There is a great deal of confusion in the assessment community about the interpretation of test reliability. This confusion results in part from the different ways in which researchers and test developers approach the issue.
Researchers learn how to design research instruments which they use to study population trends or compare groups. They evaluate the quality of their instruments with statistics. One of the statistics used is Cronbach's Alpha, an indicator of statistical reliability that ranges from 0 to 1. Researchers are taught that Alphas above .75 or so are acceptable for their instruments, because this level of reliability ensures that their instrument is measuring real differences between people.
Test developers use a special branch of statistics called psychometrics to build assessments. Assessments are designed to evaluate individuals. Like researchers, test developers are concerned about reliability, but for somewhat different reasons. From a psychometric point of view, it's not enough to know that an assessment measures real differences between people. Psychometricians need to be confident that the score awarded to an individual is a good estimate of that particular individual's true score. Because of this, most psychometricians set higher standards for reliability than those set by researchers.

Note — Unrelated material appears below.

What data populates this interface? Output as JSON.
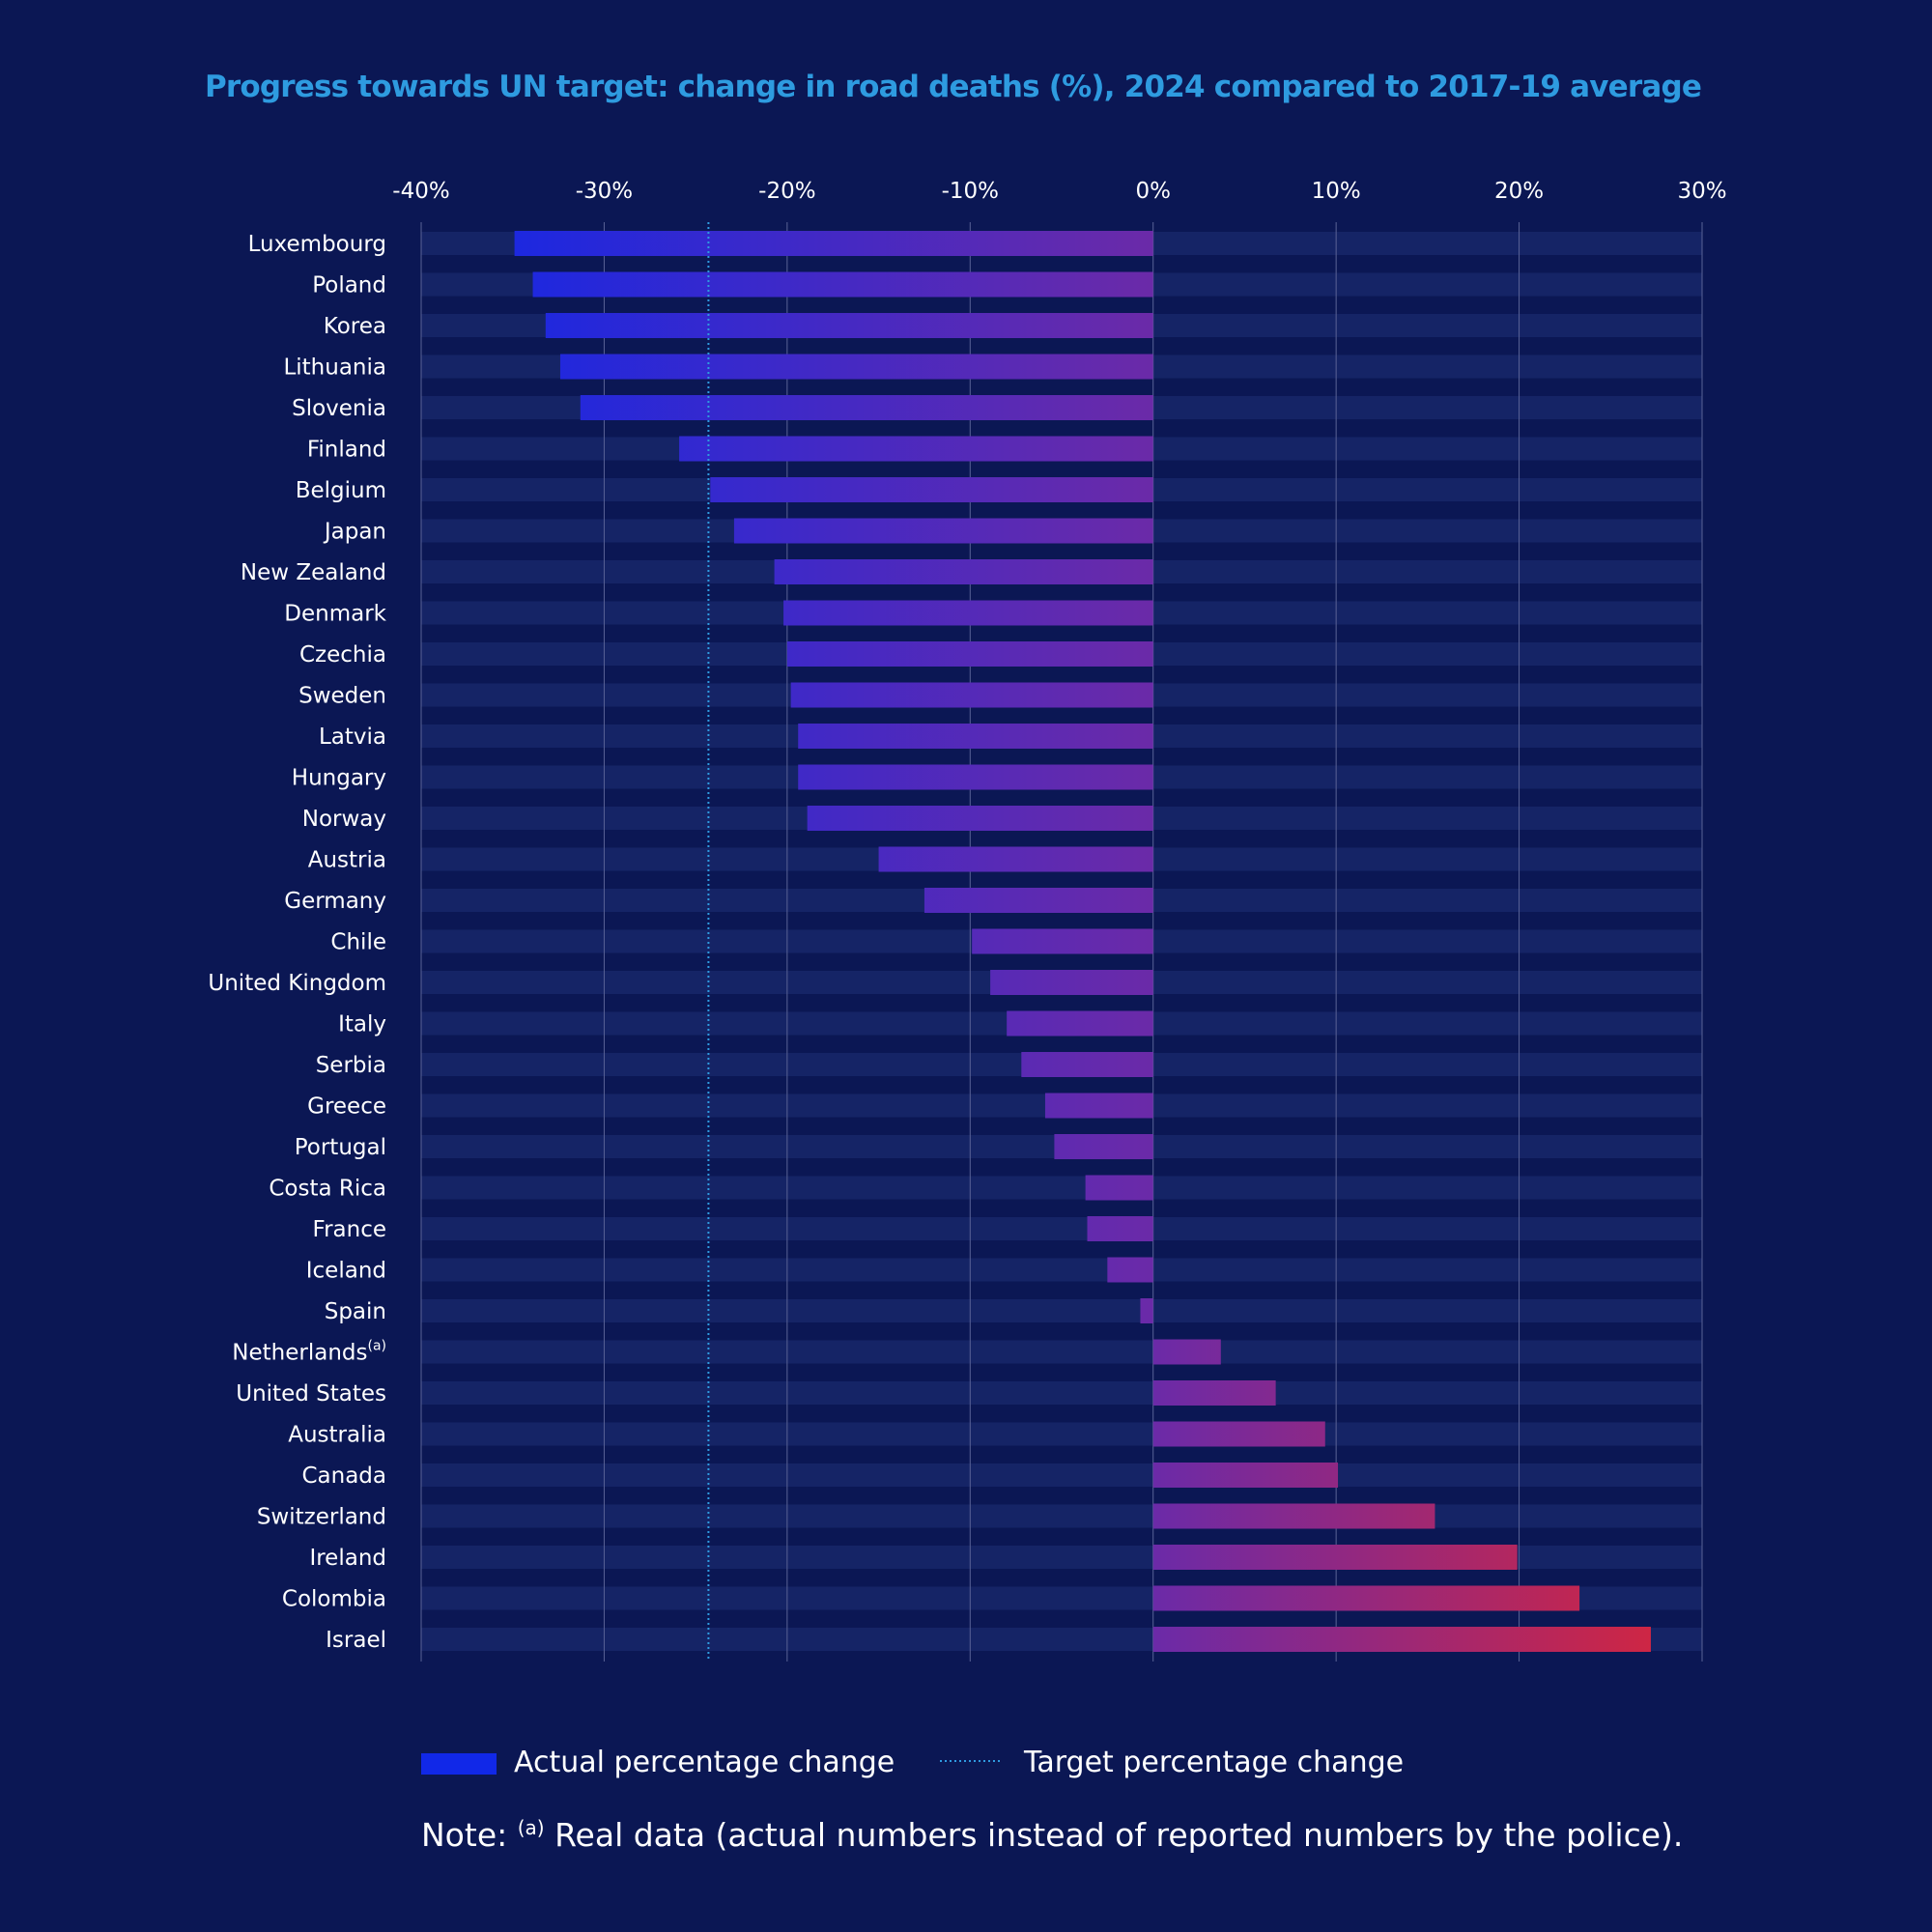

The table below will help to clarify why it is important for assessments to have higher reliabilities than research instruments. It shows the relationship between statistical reliability and the number of distinct levels (strata) a test can be said to have. For example, an assessment with a reliability of .80, has 3 strata, whereas an assessment with a reliability of .94 has 5.
Strata have direct implications for the confidence we can have in a specific person's score on a given assessment, because they tell us about the range within which a person's true score would fall, given a particular score.
Imagine that you have just taken a test of emotional intelligence with a score range of 1 to 10 and a reliability of .95. The number of strata into which this assessment can be divided is about 6, which means that each strata equals about 1.75 points on the 10 point scale. If your score on this test is 8, your true score is likely to fall within the range of 7.1 to 8.9*.
The figure below shows the true score ranges for three test takers, CB, RM, and PR. The fact that these ranges don't overlap gives us confidence that the emotional intelligence of these test-takers is actually different**.
Tests with Alphas in the range of .94 or higher are considered suitable for high-stakes use (assuming that they meet other essential validity requirements).
If the test you have taken has a score range of 1 to 10 and an Alpha (reliability) of .85, the number of strata into which this assessment can be divided is about 3.4, which means that each strata equals about 2.9 points on the 10 point scale. This means your true score is likely to fall within the range of 6.6 to 9.5*.
In the figure below, note that CB's true score range now overlaps RM's true score range and RM's true score range overlaps PR's true score range. This means we cannot say—with confidence—that CB's score is different from RM's score, or that RM's score is different from PR's score.
Assessments with Alphas in the .85 range are suitable for classorrom use or low-stakes contexts. Yet, every day, schools and businesses use tests with reliablilites in the .85 range to make high stakes decisions—such as who will be selected for advancement or promotion.
If the test you have taken has a score range of 1 to 10 and an Alpha (reliability) of .85, the number of strata into which this assessment can be divided is about 2.2, which means that each strata equals about .45 points on the 10 point scale. This means your true score is likely to fall within the range of 6 to 10*.
As shown in the figure below, scores would now have to differ by at least 4.5 points in order for us to distinguish between two people. CB's and PR's scores are different, but RM's score is uninterpretable.
Tests or subscales with alphas in the .75 range are considered suitable for research purposes. Yet, sad to say, schools and businesses now use tests with subscales that have Alphas in or below the .75 range, treating these scores as if they provide useful information, when in most cases the scores—like RM's—are uninterpretable.
If your current test provider is not reporting true score ranges, ask for them. If they only provide Alphas (reliability statistics) you can use the table and figures in this article to figure out true score ranges for yourself.
Be particulary wary about test developers that claim to measure multiple diminsions with 10-15 minute tests. It is not possible to detect individual differences reliably under these conditions.
Statistical reliability is only one of the ways in which assessments should be evaluated. Test developers should also ask how well an assessment measures what it is intended to measure. And those who use an assessment should ask whether or not what it measures is relevant or important.
*This range will be wider at the top and bottom of the scoring range and a bit narrower in the middle of the range.
**It doesn't tell us if emotional intellignece is important. That is determined in other ways.
Guilford J. P. (1965). Fundamental statistics in psychology and education. 4th Edn. New York: McGraw-Hill.
Kubiszyn T., Borich G. (1993). Educational testing and measurement. New York: Harper Collins.
Wright B. D. (1996). Reliability and separation. Rasch Measurement Transactions, 9, 472.